Many firms have a written succession plan for transitioning the managing partner role, but not for the operational leaders who are responsible for the firm’s day-to-day functions. Law firm administrators are often in charge or partly in charge of human relations, information and technology, building management and billing and accounting. They coordinate and direct the daily activities of the law firm and often have a great deal of knowledge about the operations of your firm.
If one day your firm administrator announces retirement plans or suddenly becomes gravely ill, you don’t want to be left scrambling. Are you prepared to hire an immediate replacement or bring in a temporary or interim firm administrator?
In the ABA webinar, “Succession Planning for Your Next Firm Administrator,” panelist Cynthia Thomas, a law firm consultant with PLMC Associates in Newbury Park, Calif., suggests following these five steps to maintain efficiency while you look for a replacement:
- Identify and clarify
When your administrator was hired, there was likely a job description that defined their duties. “Ask yourself if that job description needs to be updated,” Thomas said. “Your current administrator might spend a bigger part of their day helping lawyers with log-in passwords, for example,” especially if they have been in the job for more than five years. Interview the outgoing administrator to discover which skills are required and ask for a daily “diary,” documenting their day-to-day tasks. This will help create an accurate description of the position and everything it entails.
You’ll also want to re-evaluate the title of the position by looking at the demographics in your area. “In some areas, certain titles are more popular,” Thomas said.
- Redefine the position and requirements.

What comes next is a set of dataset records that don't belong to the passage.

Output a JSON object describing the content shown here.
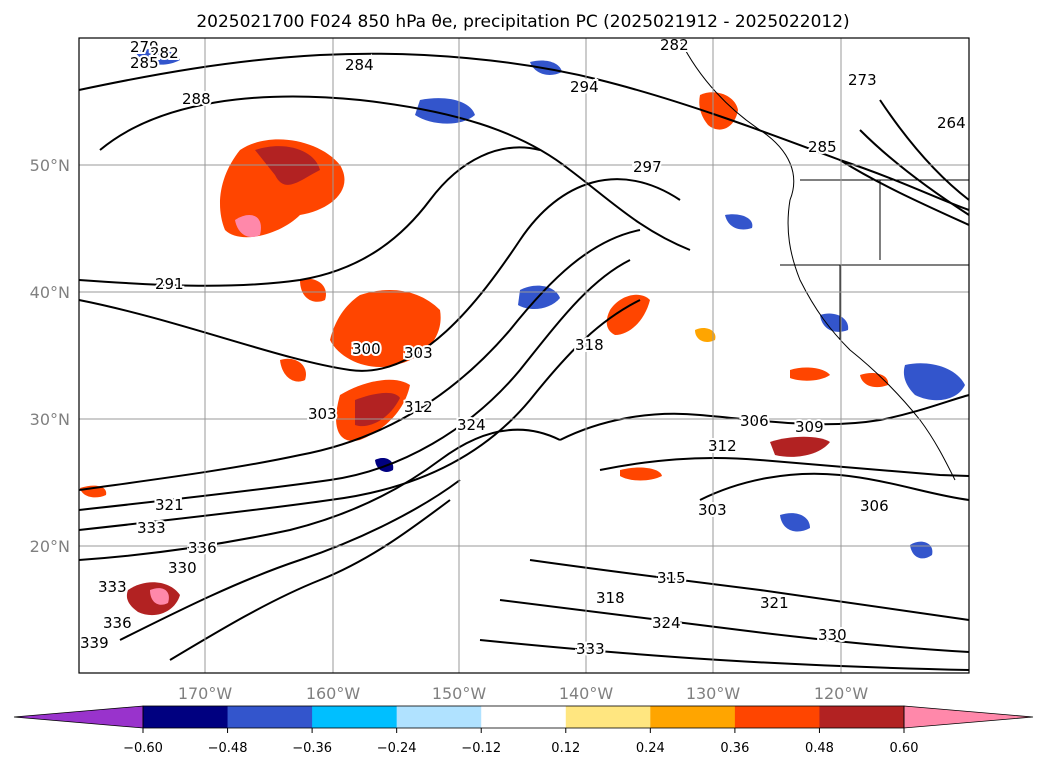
{
  "title": "2025021700 F024 850 hPa θe, precipitation PC (2025021912 - 2025022012)",
  "map": {
    "lat_labels": [
      "50°N",
      "40°N",
      "30°N",
      "20°N"
    ],
    "lon_labels": [
      "170°W",
      "160°W",
      "150°W",
      "140°W",
      "130°W",
      "120°W"
    ],
    "contour_labels": [
      "279",
      "282",
      "285",
      "284",
      "288",
      "294",
      "297",
      "291",
      "300",
      "303",
      "303",
      "312",
      "318",
      "324",
      "306",
      "309",
      "312",
      "303",
      "306",
      "321",
      "333",
      "336",
      "330",
      "333",
      "339",
      "336",
      "315",
      "318",
      "324",
      "321",
      "330",
      "333",
      "264",
      "273",
      "282",
      "285"
    ]
  },
  "colorbar": {
    "ticks": [
      "−0.60",
      "−0.48",
      "−0.36",
      "−0.24",
      "−0.12",
      "0.12",
      "0.24",
      "0.36",
      "0.48",
      "0.60"
    ],
    "colors": [
      "#9933cc",
      "#000080",
      "#3355cc",
      "#00bfff",
      "#b0e2ff",
      "#ffffff",
      "#ffe680",
      "#ffa500",
      "#ff4500",
      "#b22222",
      "#ff88aa",
      "#ff88aa"
    ]
  }
}
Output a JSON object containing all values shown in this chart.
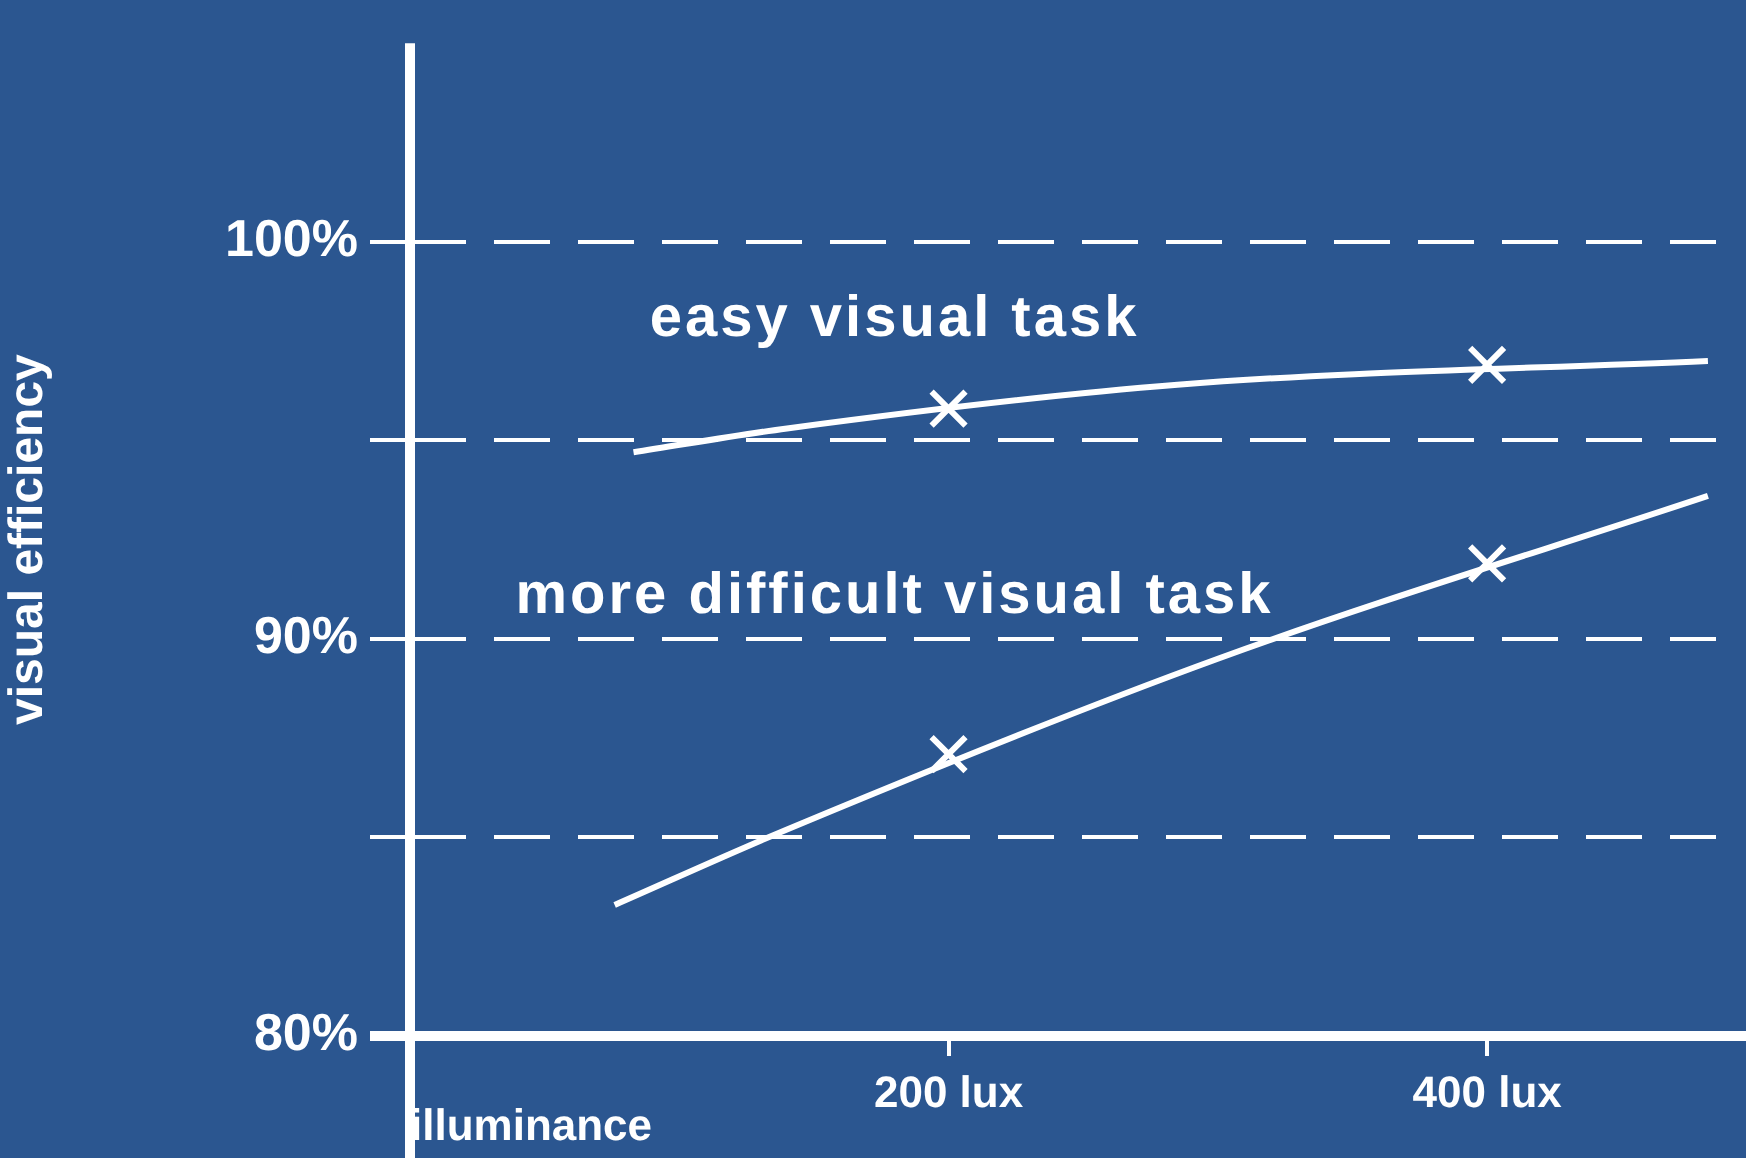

Communication is critical to redefining the role of the incoming administrator, said panelist Anna Rappaport of the consulting firm Excelleration LLC in Washington, D.C. Gather input from every department at the firm — accounting, general staff members, associates, docketing manager, marketing department, the outgoing administrator and partners. Choose a trusted staff member or an outside consultant to sit down with each person to ask what they need and want. Avoid having the outgoing administrator perform this task, because “people will want to censor themselves to avoid hurting the feelings of the person who’s currently in that role,” Rappaport said. “Having someone else do it is generally helpful.”
Sample questions might include:
- What do you see as the three most important aspects of the firm administrator’s job?
- What is one skillset that you would love to see the next firm administrator possess?
- What projects would you like the firm administrator to complete in their first year in the job?
As you get answers, be sure to ask follow-up questions, such as “What do you mean by good people skills?” Rappaport said. “To some people, that might mean someone who smiles a lot and is friendly but to someone else, it might mean someone who provides constructive criticism to staff.” In addition to personality traits, you’ll need input about specific skills required, especially if the office administrator doubles as office accountant, for example.
Once you’ve gathered all this input, it’s time to set priorities for this position. Make a list, clarifying the “must-haves” versus “would-be-nice,” in order of importance. Rappaport created a hierarchy of needs for firm administrators, which begins with competency for day-to-day tasks and expands to knowledge and skills to support big picture goals. “It’s important to stay grounded and focus on the fundamentals first,” Rappaport said.
- Assess leadership gaps. Throughout this process, keep in mind what leadership gaps you’ve uncovered. Do you need a risk-taker or is the firm risk averse? Do you want someone who can delegate as opposed to someone who tries to do it all? Leadership skills are important, so develop a leadership test to inform your decision, Thomas said.
- Interviewing and hiring. You can improve the odds of making a great hire by looking for an A-player instead of “settling” for whoever checks the most boxes. To understand an applicant’s strengths and weaknesses, dig deeper with your interview questions and use the applicant’s references. Ask specific questions using names of their references, such as “What would Joan Smith say are your weaknesses?”
Other sample questions might be:
- Tell me about a time you received conflicting messages from different partners and how you handled it?
- Talk about a time in the past year when you had to deal with a difficult team member.
- Describe a situation in which you had to change your leadership approach to get the results you wanted.
Explore their thought processes. Do they see their role as handling everything so the partners don’t have to think about it, or do they want to be told exactly what to do?
- Shadowing. Once you’ve hired someone, don’t rush the transition. “If possible, allow the new administrator to overlap with the old administrator,” Thomas said. Have the new hire shadow the former administrator to learn the ropes. “You want that person to feel free to ask questions and get up to speed.” Remember, succession planning is a process, not a one-time event.